If we talk about the Internet, of course, it consists of the global web of infrastructure that must interface physically, virtually, and more importantly-politically with the countries to which it connects. However, some countries, like China, have elected to carefully regulate that interface, hence controlling which websites, apps, and services can be accessed from the local side of that interface.
Russia is increasingly leaning toward that approach. President Putin signed a law earlier this year, which will enable Runet and would build the necessary infrastructure to maintain a separate internal Internet.
Speaking earlier this week to the state-owned news outlet Tass, Putin explained that this was purely a defensive play.
He said, “Runet is aimed only at preventing adverse consequences of global disconnection from the global network, which is largely controlled from abroad. This is the point, this is what sovereignty is to have our resources that can be turned on so that we would not be cut from the Internet”.
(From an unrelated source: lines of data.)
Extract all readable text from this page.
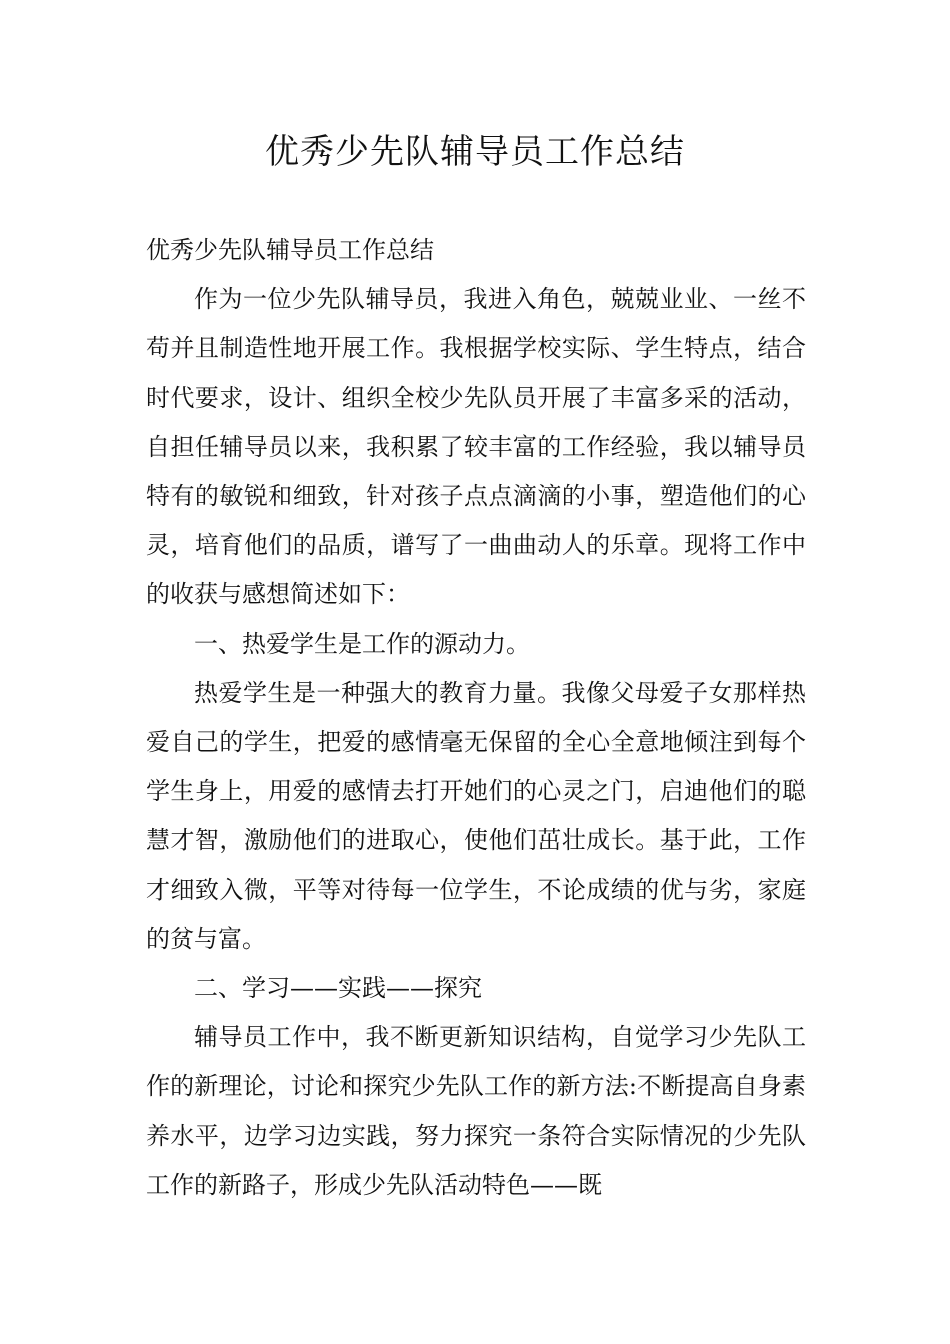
优秀少先队辅导员工作总结

优秀少先队辅导员工作总结

作为一位少先队辅导员，我进入角色，兢兢业业、一丝不苟并且制造性地开展工作。我根据学校实际、学生特点，结合时代要求，设计、组织全校少先队员开展了丰富多采的活动，自担任辅导员以来，我积累了较丰富的工作经验，我以辅导员特有的敏锐和细致，针对孩子点点滴滴的小事，塑造他们的心灵，培育他们的品质，谱写了一曲曲动人的乐章。现将工作中的收获与感想简述如下：

一、热爱学生是工作的源动力。

热爱学生是一种强大的教育力量。我像父母爱子女那样热爱自己的学生，把爱的感情毫无保留的全心全意地倾注到每个学生身上，用爱的感情去打开她们的心灵之门，启迪他们的聪慧才智，激励他们的进取心，使他们茁壮成长。基于此，工作才细致入微，平等对待每一位学生，不论成绩的优与劣，家庭的贫与富。

二、学习——实践——探究

辅导员工作中，我不断更新知识结构，自觉学习少先队工作的新理论，讨论和探究少先队工作的新方法:不断提高自身素养水平，边学习边实践，努力探究一条符合实际情况的少先队工作的新路子，形成少先队活动特色——既
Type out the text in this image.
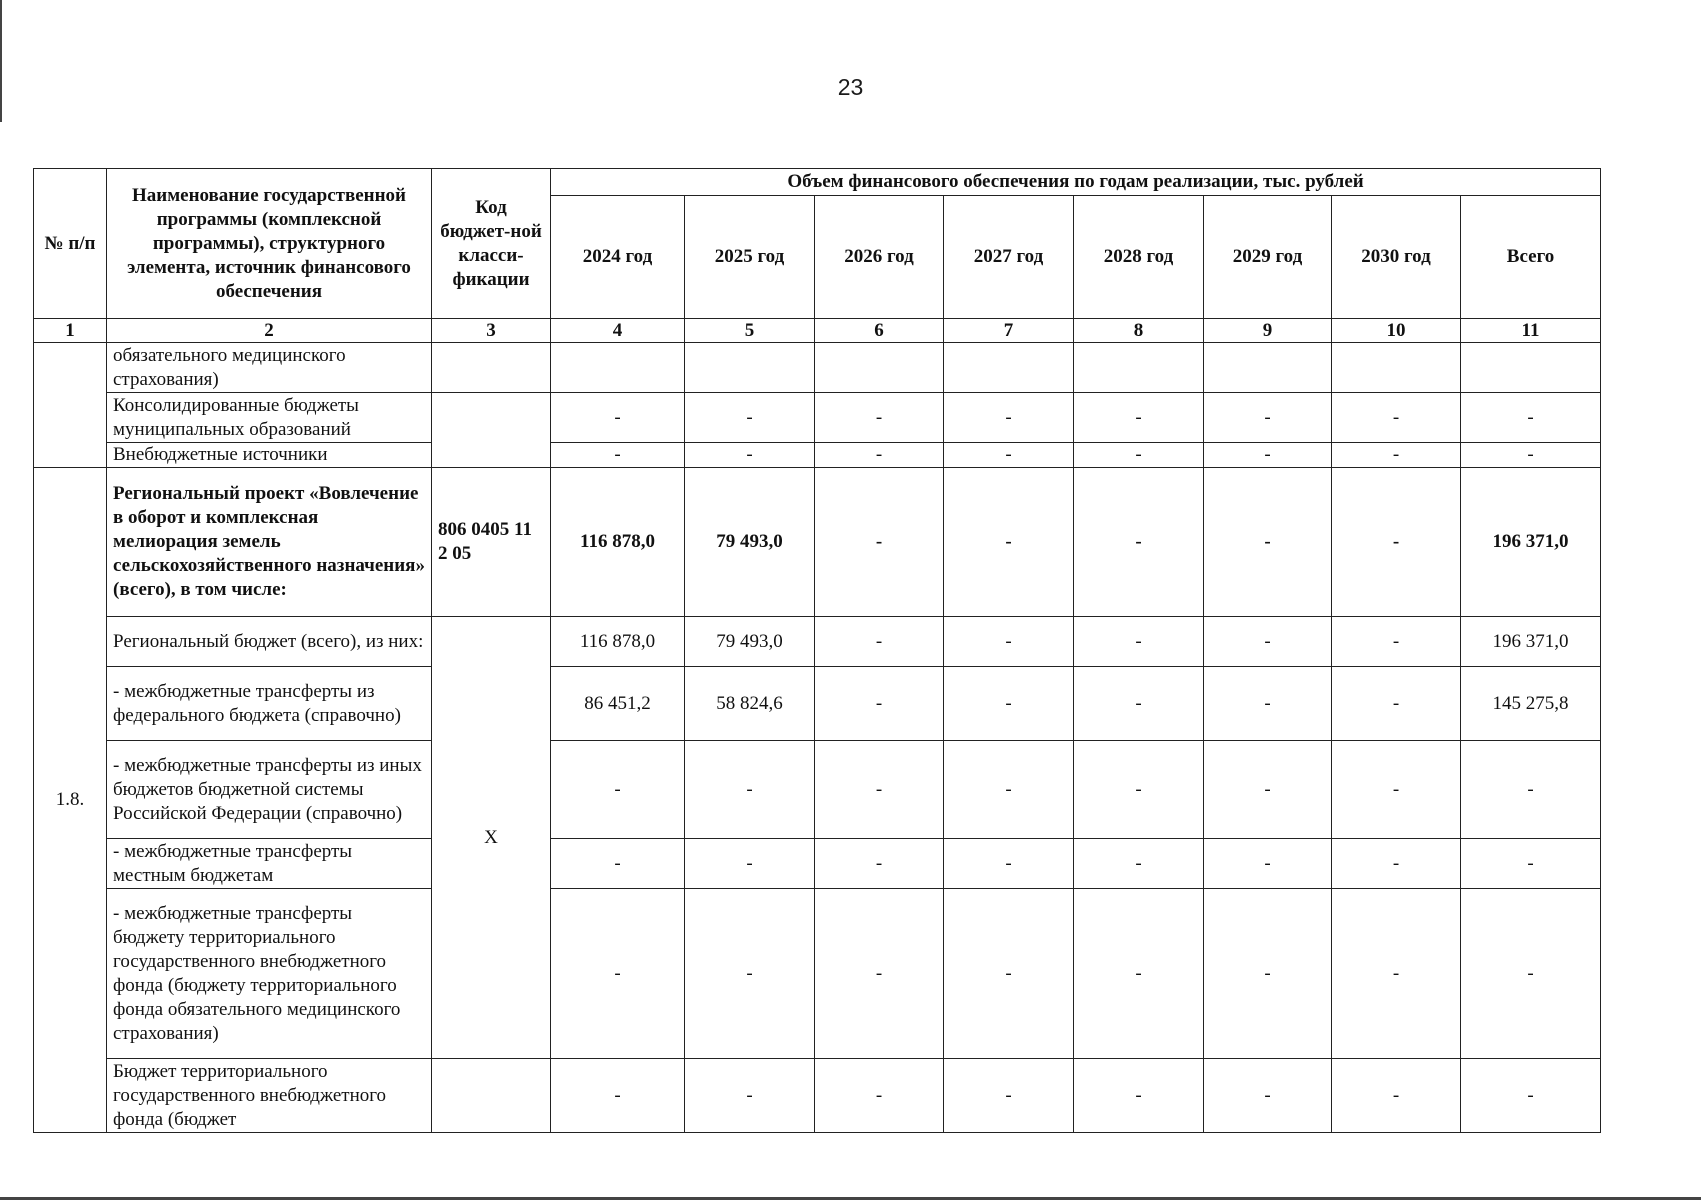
23
№ п/п	Наименование государственной программы (комплексной программы), структурного элемента, источник финансового обеспечения	Код бюджет-ной класси-фикации	Объем финансового обеспечения по годам реализации, тыс. рублей							
			2024 год	2025 год	2026 год	2027 год	2028 год	2029 год	2030 год	Всего
1	2	3	4	5	6	7	8	9	10	11
	обязательного медицинского страхования)									
	Консолидированные бюджеты муниципальных образований		-	-	-	-	-	-	-	-
	Внебюджетные источники		-	-	-	-	-	-	-	-
1.8.	Региональный проект «Вовлечение в оборот и комплексная мелиорация земель сельскохозяйственного назначения» (всего), в том числе:	806 0405 11 2 05	116 878,0	79 493,0	-	-	-	-	-	196 371,0
	Региональный бюджет (всего), из них:	X	116 878,0	79 493,0	-	-	-	-	-	196 371,0
	- межбюджетные трансферты из федерального бюджета (справочно)		86 451,2	58 824,6	-	-	-	-	-	145 275,8
	- межбюджетные трансферты из иных бюджетов бюджетной системы Российской Федерации (справочно)		-	-	-	-	-	-	-	-
	- межбюджетные трансферты местным бюджетам		-	-	-	-	-	-	-	-
	- межбюджетные трансферты бюджету территориального государственного внебюджетного фонда (бюджету территориального фонда обязательного медицинского страхования)		-	-	-	-	-	-	-	-
	Бюджет территориального государственного внебюджетного фонда (бюджет		-	-	-	-	-	-	-	-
According to BBC, recent reports in Tass and Pravda pointed out that this effort has gone beyond the theoretical stage to the practical stage. Tests were done to check the vulnerability of the so-called Internet of Things. The results could have been disheartening if Russian IoT devices have security practices as poor as US ones. Whether the local net could stand up against “external negative influences” was also tested.
It’s not an easy task, what Russia is attempting here, and while the talk is evidently of sovereignty and robust infrastructure, the tensions between the US, Russia, China, North Korea, and other countries with advanced cyber warfare capabilities are unmistakably a part of it.
It will be non-functional if the Russian Internet is disconnected from the world. Like any other country, Russia constantly relies on resources located elsewhere in the world, and duplication of many of those resources would be essential to make it possible for the internet to work anything like normally, should the country decide to retreat into it’s a shell for whatever reason.
Russia will require a separate DNS system, as well as the physical infrastructure connecting parts of the country directly to the rest. At present, the country must do so through international connections and that’s just to foster the basic possibility of a working Russian intranet.
It’s difficult to resist the idea of a robust “sovereign Internet” should such a thing become necessary, but it’s harder not to think of it as a base for conflict. As it is not a simple investment in national infrastructure.
That being said, what exactly Runet will evolve into and how it will be used is still a matter of speculation until we receive more specific reports of its capabilities and intended purposes.